By Aleksandar Vasovic
BELGRADE (Reuters) - Electricity workers in Serbia struggled through snow, ice and treacherous terrain on Thursday to restore electricity to an eastern town left shivering without power, heating or running water for a fourth day.
Majdanpek was cut off from the grid on Monday afternoon as ice and high winds brought down power lines in the hilly region near Serbia's eastern border with Romania. Power was briefly restored late Wednesday, only to go down again within an hour.

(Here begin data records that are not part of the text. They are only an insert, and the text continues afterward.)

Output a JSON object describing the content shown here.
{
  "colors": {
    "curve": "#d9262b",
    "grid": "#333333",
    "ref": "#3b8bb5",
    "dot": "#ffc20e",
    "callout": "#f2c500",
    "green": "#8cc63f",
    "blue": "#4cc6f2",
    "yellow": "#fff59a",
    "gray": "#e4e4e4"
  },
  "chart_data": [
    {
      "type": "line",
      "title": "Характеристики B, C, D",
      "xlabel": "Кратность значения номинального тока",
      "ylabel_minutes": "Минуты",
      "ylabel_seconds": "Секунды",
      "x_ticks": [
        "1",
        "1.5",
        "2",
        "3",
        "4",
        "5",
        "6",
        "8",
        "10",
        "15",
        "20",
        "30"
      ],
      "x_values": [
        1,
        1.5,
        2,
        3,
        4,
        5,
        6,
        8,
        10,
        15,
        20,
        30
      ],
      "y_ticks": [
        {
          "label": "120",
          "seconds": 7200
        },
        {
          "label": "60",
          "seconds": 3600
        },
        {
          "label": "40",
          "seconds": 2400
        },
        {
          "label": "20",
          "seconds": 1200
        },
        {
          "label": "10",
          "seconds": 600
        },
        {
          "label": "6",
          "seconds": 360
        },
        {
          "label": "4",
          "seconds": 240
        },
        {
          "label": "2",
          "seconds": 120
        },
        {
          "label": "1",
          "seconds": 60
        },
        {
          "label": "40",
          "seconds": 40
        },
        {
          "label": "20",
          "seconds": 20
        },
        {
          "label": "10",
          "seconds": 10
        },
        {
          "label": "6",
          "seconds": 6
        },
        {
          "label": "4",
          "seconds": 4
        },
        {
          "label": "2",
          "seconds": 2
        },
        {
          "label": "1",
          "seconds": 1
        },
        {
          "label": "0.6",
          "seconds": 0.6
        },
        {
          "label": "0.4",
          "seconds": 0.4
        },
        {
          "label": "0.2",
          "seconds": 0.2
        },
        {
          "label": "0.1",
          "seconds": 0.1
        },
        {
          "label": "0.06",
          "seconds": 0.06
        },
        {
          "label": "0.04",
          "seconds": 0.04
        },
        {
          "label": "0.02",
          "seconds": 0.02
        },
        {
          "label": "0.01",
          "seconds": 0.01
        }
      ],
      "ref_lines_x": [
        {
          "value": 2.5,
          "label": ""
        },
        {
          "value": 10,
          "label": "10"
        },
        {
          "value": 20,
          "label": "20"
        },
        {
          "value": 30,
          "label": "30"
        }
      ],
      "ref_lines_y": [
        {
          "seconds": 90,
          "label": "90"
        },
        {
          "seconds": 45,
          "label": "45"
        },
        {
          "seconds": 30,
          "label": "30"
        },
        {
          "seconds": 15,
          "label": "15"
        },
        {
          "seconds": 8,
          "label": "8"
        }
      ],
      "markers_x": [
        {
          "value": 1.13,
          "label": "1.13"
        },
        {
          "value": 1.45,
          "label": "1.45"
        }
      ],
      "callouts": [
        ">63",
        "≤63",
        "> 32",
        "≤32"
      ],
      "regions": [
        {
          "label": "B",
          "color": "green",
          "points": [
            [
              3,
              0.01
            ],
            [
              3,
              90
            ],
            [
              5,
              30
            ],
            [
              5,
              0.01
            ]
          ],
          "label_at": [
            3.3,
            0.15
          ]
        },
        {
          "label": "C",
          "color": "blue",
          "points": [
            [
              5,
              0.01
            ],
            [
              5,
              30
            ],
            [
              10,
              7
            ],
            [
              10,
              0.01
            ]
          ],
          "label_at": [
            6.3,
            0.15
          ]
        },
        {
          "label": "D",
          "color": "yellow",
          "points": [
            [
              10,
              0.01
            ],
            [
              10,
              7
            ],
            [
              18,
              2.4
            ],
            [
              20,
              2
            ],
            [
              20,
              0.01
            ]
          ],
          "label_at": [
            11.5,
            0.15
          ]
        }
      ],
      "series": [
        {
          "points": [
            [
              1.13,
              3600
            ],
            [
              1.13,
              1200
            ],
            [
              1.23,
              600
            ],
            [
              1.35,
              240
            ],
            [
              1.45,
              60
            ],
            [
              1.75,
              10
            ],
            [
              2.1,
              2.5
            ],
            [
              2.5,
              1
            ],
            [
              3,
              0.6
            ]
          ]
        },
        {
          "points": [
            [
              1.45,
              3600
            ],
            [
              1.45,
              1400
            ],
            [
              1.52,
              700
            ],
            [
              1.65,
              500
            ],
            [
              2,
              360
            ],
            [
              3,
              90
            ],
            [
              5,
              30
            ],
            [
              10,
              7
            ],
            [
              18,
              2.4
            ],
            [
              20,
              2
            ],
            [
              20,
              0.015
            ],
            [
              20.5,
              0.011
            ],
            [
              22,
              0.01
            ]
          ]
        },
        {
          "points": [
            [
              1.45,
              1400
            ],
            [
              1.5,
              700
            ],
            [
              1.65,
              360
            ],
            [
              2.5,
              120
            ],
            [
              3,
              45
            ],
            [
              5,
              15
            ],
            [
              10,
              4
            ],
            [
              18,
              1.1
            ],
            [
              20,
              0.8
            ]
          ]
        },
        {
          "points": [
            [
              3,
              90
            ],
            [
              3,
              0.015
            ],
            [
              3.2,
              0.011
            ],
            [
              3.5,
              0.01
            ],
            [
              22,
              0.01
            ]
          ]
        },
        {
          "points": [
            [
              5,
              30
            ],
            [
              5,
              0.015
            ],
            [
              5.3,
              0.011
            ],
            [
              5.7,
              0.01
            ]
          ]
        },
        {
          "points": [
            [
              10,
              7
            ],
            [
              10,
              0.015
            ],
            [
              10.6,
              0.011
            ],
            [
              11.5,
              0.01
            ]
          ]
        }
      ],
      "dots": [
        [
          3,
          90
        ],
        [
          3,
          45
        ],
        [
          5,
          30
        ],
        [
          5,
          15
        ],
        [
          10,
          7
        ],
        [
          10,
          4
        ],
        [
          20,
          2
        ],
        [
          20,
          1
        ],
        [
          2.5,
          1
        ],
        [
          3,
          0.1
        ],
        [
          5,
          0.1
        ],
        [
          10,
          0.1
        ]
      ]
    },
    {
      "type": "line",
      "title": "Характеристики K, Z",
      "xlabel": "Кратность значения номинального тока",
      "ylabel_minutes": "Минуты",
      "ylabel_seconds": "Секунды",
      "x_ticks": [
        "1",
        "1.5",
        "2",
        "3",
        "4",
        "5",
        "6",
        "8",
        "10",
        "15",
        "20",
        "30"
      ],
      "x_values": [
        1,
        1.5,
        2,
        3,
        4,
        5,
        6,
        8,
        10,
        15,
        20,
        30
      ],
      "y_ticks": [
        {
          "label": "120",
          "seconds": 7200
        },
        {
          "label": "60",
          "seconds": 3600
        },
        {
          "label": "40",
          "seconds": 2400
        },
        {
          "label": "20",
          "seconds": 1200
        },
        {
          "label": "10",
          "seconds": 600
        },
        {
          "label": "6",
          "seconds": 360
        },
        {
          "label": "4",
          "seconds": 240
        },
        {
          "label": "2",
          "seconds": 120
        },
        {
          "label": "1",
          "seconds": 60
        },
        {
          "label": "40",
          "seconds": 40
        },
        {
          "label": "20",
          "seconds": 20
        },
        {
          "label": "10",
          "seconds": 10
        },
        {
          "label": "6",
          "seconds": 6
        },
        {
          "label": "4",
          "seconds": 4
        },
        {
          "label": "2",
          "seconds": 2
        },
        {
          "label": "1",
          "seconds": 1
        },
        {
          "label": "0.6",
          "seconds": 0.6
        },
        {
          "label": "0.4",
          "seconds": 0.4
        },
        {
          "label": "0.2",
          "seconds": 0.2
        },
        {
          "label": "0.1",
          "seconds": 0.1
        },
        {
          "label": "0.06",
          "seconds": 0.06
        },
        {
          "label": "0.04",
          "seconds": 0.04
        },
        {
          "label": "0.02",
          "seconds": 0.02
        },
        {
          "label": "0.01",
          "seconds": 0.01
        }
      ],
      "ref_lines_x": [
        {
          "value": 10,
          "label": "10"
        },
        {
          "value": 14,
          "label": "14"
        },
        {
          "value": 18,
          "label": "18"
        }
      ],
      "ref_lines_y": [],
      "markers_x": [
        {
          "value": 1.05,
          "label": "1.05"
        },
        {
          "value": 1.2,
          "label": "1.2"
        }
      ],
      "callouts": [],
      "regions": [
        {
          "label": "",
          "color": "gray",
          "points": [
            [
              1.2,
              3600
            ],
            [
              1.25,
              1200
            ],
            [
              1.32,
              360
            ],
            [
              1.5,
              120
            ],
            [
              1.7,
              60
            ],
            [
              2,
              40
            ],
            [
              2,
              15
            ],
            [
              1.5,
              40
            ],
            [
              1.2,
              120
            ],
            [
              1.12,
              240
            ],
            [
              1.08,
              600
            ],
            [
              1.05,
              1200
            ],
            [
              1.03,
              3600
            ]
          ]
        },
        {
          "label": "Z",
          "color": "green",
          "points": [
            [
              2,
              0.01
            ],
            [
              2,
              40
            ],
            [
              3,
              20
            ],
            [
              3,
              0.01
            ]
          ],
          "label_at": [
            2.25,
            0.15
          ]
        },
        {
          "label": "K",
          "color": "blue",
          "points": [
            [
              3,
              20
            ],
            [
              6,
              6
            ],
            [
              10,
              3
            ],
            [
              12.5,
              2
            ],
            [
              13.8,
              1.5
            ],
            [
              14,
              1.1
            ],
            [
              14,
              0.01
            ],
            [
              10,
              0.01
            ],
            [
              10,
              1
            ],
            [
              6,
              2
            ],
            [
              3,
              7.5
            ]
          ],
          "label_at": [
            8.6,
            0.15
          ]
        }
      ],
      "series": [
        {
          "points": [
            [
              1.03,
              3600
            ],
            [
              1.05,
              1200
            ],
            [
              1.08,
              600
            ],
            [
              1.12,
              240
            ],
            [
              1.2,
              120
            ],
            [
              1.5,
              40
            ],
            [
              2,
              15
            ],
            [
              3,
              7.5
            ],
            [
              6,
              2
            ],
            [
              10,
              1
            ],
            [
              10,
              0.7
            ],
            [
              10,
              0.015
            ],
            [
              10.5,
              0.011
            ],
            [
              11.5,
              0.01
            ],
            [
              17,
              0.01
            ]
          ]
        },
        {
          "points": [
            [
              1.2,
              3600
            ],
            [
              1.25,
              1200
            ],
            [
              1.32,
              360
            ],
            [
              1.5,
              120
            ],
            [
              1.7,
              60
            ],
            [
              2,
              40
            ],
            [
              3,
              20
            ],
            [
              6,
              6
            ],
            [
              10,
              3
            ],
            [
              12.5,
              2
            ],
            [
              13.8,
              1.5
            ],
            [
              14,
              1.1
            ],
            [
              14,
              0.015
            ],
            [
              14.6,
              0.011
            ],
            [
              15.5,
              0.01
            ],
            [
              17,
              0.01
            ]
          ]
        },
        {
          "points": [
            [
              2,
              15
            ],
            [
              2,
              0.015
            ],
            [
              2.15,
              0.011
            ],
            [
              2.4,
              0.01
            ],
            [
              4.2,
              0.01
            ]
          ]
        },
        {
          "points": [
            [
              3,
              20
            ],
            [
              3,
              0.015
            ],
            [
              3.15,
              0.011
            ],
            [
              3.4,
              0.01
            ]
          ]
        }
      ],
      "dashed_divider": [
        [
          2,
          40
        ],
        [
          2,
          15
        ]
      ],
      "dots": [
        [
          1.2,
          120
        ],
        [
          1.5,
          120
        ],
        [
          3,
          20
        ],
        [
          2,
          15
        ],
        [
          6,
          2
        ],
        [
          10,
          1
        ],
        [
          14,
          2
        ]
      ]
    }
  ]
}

Soldiers and police were deployed to supply some 5,000 residents with heaters, blankets and generators.
"The main problem is that the terrain is very rugged, inaccessible," Predrag Maric, the head of Serbia's Department for Emergency Situations, told Reuters. "Technicians are dangling over deep ravines from cables covered with an inch of ice."
"We expect power to be restored later in the day, but setting deadlines would not be prudent," he said.
Defense Minister Bratislav Gasic, in Majdanpek, said: "It's a superhuman effort."
With the temperature near freezing, the city hospital was running off generators while residents huddled at home.
"I'm fortunate: at home we have a wood stove and 100-year-old well, so we're okay for heating and water. I dug out an old oil lamp so we have light and we're charging the cell phone on a car battery," said Majdanpek metal worker Petar Radulovic.
"It's the people in apartment blocks who have big problems -- no heating, no water, no elevators, no light, nothing."